In den USA behauptet das Unternehmen Parabon Nanolabs, aus der Analyse der DNA eines Menschen sein ganzes Gesicht rekonstruieren zu können. Ermittlungsbehörden schicken eine DNA-Probe an die Firma und erhalten für 4000 bis 5000 Dollar das Gesichtsbild des Verdächtigen. Wie der «Snapshot Service» funktioniert, bleibt indes ein Rätsel.

Man habe erforscht, wie jene Gene zusammenwirkten, die für die Ausgestaltung der Gesichtszüge verantwortlich seien, erklärten Vertreter von Parabon Nanolabs in Medienberichten. «Aber was die Firma genau macht, und wie sie das forensisch validiert hat, sagt sie nicht», erklärt Manfred Kayser. «Ihre Verfahren sind nie in begutachteten wissenschaftlichen Zeitschriften veröffentlicht worden. Für mich ist das CSI oder besser gesagt Science Fiction.»

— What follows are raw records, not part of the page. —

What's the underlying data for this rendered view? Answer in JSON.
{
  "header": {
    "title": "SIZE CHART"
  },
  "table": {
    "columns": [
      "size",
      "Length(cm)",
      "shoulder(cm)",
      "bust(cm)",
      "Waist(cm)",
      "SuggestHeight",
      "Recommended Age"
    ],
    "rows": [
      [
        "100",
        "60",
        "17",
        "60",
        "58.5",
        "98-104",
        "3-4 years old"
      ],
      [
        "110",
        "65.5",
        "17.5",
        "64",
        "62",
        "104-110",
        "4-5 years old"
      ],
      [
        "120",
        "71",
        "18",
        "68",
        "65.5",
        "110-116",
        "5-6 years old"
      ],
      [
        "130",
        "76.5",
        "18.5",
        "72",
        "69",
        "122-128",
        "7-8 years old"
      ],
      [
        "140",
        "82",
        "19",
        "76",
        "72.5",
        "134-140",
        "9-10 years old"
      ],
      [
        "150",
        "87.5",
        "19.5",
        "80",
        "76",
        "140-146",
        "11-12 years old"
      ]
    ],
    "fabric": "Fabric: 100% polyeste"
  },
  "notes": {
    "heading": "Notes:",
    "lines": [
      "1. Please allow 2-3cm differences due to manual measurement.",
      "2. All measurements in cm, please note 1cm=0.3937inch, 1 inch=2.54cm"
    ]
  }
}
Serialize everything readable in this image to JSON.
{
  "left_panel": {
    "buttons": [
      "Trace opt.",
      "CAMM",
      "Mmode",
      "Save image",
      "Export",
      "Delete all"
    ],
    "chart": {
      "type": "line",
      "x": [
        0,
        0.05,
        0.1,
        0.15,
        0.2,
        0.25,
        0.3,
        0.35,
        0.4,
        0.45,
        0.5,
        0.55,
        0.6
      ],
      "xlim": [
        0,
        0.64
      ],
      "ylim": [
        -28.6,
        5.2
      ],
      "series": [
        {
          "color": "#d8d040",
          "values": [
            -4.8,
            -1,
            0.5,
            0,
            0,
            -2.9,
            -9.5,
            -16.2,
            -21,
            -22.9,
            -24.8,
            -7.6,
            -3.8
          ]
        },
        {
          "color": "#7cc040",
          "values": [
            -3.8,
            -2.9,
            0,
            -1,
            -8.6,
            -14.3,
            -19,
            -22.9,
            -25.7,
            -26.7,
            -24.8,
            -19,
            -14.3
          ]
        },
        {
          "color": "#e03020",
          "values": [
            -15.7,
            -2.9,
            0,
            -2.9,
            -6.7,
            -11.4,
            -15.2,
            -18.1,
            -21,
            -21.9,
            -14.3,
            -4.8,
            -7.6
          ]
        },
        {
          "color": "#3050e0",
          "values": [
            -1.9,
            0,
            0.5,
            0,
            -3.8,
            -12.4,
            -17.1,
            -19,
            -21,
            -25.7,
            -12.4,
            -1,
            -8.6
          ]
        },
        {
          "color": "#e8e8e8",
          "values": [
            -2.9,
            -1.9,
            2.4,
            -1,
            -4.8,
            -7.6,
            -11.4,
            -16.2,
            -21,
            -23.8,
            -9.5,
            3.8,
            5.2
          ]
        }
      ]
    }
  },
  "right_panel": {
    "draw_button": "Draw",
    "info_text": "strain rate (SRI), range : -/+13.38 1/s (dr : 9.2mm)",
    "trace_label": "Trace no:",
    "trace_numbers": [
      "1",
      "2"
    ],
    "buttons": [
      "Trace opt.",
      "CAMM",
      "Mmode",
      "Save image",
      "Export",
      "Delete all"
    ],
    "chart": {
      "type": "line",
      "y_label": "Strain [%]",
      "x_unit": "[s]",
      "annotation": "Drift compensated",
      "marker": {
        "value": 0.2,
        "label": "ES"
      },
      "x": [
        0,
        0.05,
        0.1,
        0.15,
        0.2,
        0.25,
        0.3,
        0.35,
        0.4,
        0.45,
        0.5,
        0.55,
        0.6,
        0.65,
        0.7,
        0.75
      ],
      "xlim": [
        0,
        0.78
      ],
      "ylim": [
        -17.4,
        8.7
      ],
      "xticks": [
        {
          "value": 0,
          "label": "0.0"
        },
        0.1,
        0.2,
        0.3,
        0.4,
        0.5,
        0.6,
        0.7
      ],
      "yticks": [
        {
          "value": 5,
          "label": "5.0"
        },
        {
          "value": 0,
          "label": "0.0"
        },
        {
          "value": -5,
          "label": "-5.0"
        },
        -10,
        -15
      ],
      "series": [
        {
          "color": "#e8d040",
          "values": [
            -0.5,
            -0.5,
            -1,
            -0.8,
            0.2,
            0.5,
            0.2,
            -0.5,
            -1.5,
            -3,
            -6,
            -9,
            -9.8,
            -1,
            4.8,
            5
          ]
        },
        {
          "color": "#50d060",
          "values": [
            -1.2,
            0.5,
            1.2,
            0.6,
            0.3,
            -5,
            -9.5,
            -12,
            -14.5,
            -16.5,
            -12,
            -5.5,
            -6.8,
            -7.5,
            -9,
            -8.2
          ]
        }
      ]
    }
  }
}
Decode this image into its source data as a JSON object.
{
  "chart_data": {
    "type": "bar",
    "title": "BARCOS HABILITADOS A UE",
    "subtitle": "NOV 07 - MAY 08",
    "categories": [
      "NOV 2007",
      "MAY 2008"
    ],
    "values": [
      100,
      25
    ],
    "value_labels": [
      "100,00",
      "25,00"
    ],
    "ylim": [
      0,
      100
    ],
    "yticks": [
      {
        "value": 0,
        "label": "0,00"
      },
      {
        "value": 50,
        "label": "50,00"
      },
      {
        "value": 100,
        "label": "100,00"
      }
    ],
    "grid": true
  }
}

Man sei noch sehr weit davon entfernt, aus den Genen eines Menschen ein Phantombild erstellen zu können, sagt der Molekularbiologe. Zwar sieht man in Familien, dass Gesichtszüge stark vererbbar sind. Und eine neue Studie unter der Leitung von Manfred Kayser hat 24 Stellen im Erbgut identifiziert, die an der Ausbildung des Gesichts beteiligt sind. «Doch mit dieser genetischen Information können wir weniger als 5 Prozent der Variation der Gesichtsmerkmale erklären.» Es dürfte Hunderte, wenn nicht Tausende Gene geben, die an der Ausbildung des Gesichts beteiligt sind. Diese muss man erst finden und verstehen.



Evidenz im Erbgut

– 1984: Der britische Biologe Alec Jeffreys erkennt, dass sich bestimmte Abschnitte im Erbgut nutzen lassen, um einen Menschen zu identifizieren.
– 2005: In der Schweiz tritt das DNA-Profilgesetz in Kraft. Es regelt, unter welchen Bedingungen Verdächtigen DNA-Proben entnommen werden dürfen.
– 2015: Eine Motion fordert, dass in der Schweiz künftig auch jene ­Bereiche in der DNA analysiert werden können, die Gene für sichtbare Merkmale enthalten.